Improvements in response rate translated into survival improvements. Median progression-free survival was signifi-cantly better with the combination (4.6 months vs 2.9 months) as was median overall survival (9.4 months vs 6.5 months). These outcomes yielded hazard ratios of 0.76 for progression-free survival (P = .014) and 0.76 for overall survival (P = .017), for a 24% reduction in the risk of dying in patients taking the combination.
The results were the most favorable in the 40% of patients who had not received prior cisplatin as a radiosensitizer, although prior cisplatin therapy did not hold up as an independent predictor in a multivariate analysis.
Timing of Relapse
Timing of relapse after the primary treatment did prove to be a factor that affected efficacy of treatment. Patients who relapsed early (less than 6 months) had worse outcomes, while the hazard ratios improved progressively by each 6-month interval between initial diagnosis and recurrence. "The time from diagnosis to treatment of recurrent disease does significantly impact both progression-free and overall survival and should be considered an independent risk factor in future clinical trials," Dr. Long suggested.
He noted that 3-year survival was 70% for patients who had no relapses within 3 years of diagnosis. "The best responses to the combination were seen in patients who relapsed the latest," he said.
Toxicities
Grade 3-4 toxicities were similar for the combination and the single agent, except for more hematologic toxicity (70% vs 1%, respectively). Other major toxicities for the combination vs the single agent: anemia, 37% vs 23%; febrile neutropenia/infection, 16% vs 8%; nausea, 13% vs 8%; emesis, 14% vs 8%; and metabolic abnormalities, 12% vs 10%.

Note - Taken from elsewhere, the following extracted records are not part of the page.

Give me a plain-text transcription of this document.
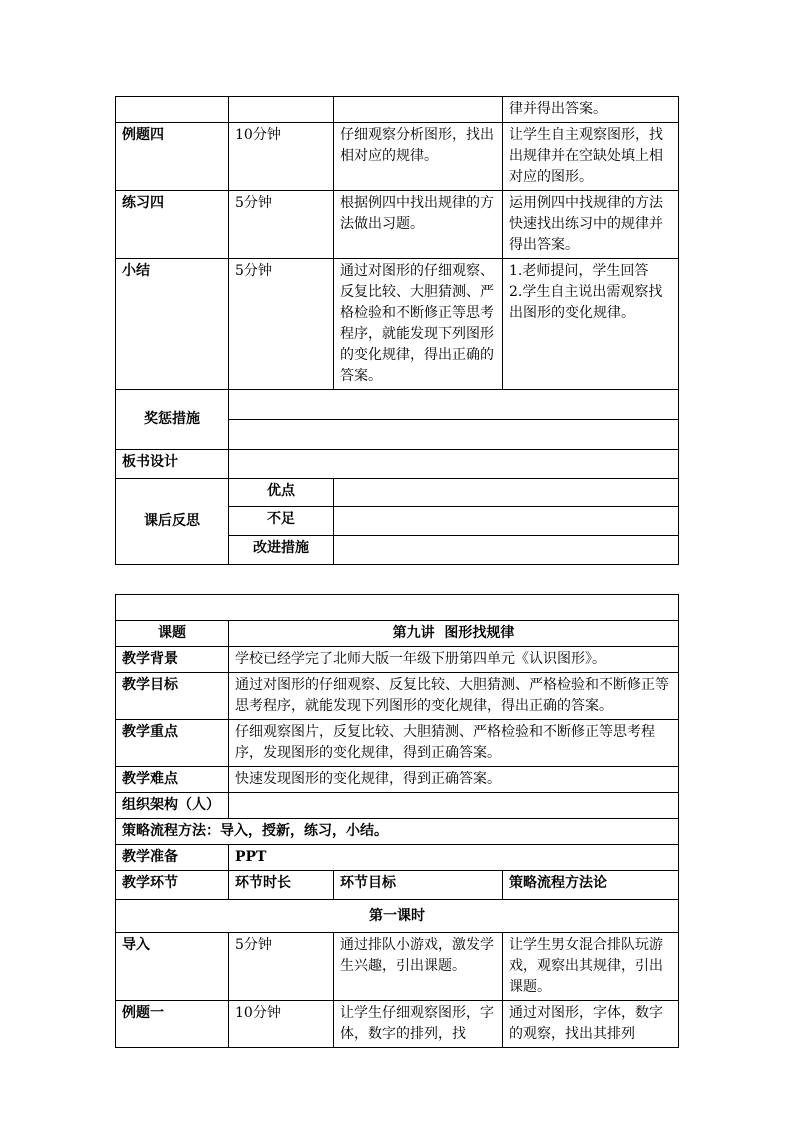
			律并得出答案。
例题四	10分钟	仔细观察分析图形，找出相对应的规律。	让学生自主观察图形，找出规律并在空缺处填上相对应的图形。
练习四	5分钟	根据例四中找出规律的方法做出习题。	运用例四中找规律的方法快速找出练习中的规律并得出答案。
小结	5分钟	通过对图形的仔细观察、反复比较、大胆猜测、严格检验和不断修正等思考程序，就能发现下列图形的变化规律，得出正确的答案。	1.老师提问，学生回答
2.学生自主说出需观察找出图形的变化规律。

奖惩措施			

板书设计			
课后反思	优点		
	不足		
	改进措施		

课题	第九讲  图形找规律		
教学背景	学校已经学完了北师大版一年级下册第四单元《认识图形》。		
教学目标	通过对图形的仔细观察、反复比较、大胆猜测、严格检验和不断修正等思考程序，就能发现下列图形的变化规律，得出正确的答案。		
教学重点	仔细观察图片，反复比较、大胆猜测、严格检验和不断修正等思考程序，发现图形的变化规律，得到正确答案。		
教学难点	快速发现图形的变化规律，得到正确答案。		
组织架构（人）			
策略流程方法：导入，授新，练习，小结。			
教学准备	PPT		
教学环节	环节时长	环节目标	策略流程方法论
第一课时			
导入	5分钟	通过排队小游戏，激发学生兴趣，引出课题。	让学生男女混合排队玩游戏，观察出其规律，引出课题。
例题一	10分钟	让学生仔细观察图形，字体，数字的排列，找	通过对图形，字体，数字的观察，找出其排列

In a poster presentation, Bradley J. Monk, MD, of the University of California School of Medicine, Irvine, showed that quality of life was similar between the combination arm and single-agent arm. This was assessed using a number of validated quality-of-life instruments.
"We have a slightly more toxic regimen that is well tolerated and produces a doubling in response and an improve-ment in survival. The only caveat with GOG 179 is that it’s an early first step," Dr. Long commented. "We still have a long way to go before we can say we are curing this disease in its advanced stage."
The findings from this study have led the GOG to mount GOG 204, which will compare topotecan, paclitaxel, vinorelbine (Navelbine), and gemcitabine (Gemzar) in four cisplatin-based doublets.